Oh yeah, Astronomy is super-nerdy-cool stuff and the Very Large Array takes you right into the middle of it. I’ve wanted to visit this place ever since I saw the movie “Contact“, and I can tell you the real thing is even sweeter than the film. The Array sits in the plains of San Agustin ~50 miles West of Socorro, NM. Follow the long, lonely road over the hills and into the wild and you’ll just about be here. It’s the perfect spot for inter-galactic radio-astronomy -> remote, quiet and flat. Sprawled across this deserted high-desert basin are 27 massive 230-ton radio antennas, each 25 meters (82 feet) in diameter arranged in an enormous Y-shape. It’s a stunning view when you first see it, and you can’t help but be swept away by the colossal scope of it all.

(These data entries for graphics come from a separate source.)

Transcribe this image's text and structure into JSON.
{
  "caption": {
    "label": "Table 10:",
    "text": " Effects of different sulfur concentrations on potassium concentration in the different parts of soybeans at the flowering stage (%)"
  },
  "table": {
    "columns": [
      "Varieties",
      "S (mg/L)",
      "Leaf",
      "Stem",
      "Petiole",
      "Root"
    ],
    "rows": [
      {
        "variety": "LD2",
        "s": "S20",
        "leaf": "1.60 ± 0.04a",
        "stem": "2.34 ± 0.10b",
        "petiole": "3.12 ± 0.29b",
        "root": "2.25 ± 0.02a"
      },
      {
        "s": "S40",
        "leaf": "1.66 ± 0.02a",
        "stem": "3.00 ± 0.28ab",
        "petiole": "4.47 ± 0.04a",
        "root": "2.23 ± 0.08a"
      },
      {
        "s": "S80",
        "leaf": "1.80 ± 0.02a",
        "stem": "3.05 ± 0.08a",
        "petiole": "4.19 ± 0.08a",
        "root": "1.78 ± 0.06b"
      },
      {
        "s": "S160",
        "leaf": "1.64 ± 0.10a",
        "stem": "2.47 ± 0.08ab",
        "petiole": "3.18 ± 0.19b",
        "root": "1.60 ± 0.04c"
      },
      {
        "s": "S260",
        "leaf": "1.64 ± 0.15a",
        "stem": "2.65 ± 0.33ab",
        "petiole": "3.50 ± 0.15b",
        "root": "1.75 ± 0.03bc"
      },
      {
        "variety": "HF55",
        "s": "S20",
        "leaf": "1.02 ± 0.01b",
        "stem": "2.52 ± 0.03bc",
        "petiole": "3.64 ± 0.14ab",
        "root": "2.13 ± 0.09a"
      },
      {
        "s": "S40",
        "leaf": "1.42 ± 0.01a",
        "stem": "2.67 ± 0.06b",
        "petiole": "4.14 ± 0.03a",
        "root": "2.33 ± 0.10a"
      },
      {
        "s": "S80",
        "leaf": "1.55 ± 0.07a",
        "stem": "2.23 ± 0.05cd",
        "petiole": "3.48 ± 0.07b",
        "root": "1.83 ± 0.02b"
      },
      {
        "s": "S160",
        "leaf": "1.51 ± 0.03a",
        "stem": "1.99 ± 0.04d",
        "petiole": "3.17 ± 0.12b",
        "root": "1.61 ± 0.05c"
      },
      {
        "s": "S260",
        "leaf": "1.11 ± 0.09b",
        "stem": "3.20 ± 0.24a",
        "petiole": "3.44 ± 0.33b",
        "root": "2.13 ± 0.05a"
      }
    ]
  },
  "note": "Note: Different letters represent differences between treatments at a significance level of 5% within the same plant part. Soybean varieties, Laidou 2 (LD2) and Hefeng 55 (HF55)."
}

The scientific beauty of the array is that the antennas act as one. By combining data from many, you create a radio image with the same sensitivity as a single dish 130 meters (422 feet) in diameter (and that, my friends, would be a honking great big monster of a dish). The antennas can also be zoomed in and out, like a great big camera lens, by transporting them along the 21 km (13 mile) arms of the Y, thus giving pictures with different levels of resolution.
And if that wasn’t cool enough, there’s more. The antennas at the VLA are just one arm of the even more massive VLBA (Very Long Baseline Array) which spans 5,000 miles from Hawaii to the Virgin Islands. This monstrous combo produces the best resolution of any telescope on earth or in space, and a whole new meaning to the term “supersize-me”.
A visit to NRAO VLA will take a cool hour and, if you’re lucky, you might even meet one or two other folks out there. This is the place where the world ends and science begins, taking you off to black holes, far-away galaxies and the beginnings of time. Super-cool-nerdy stuff indeed!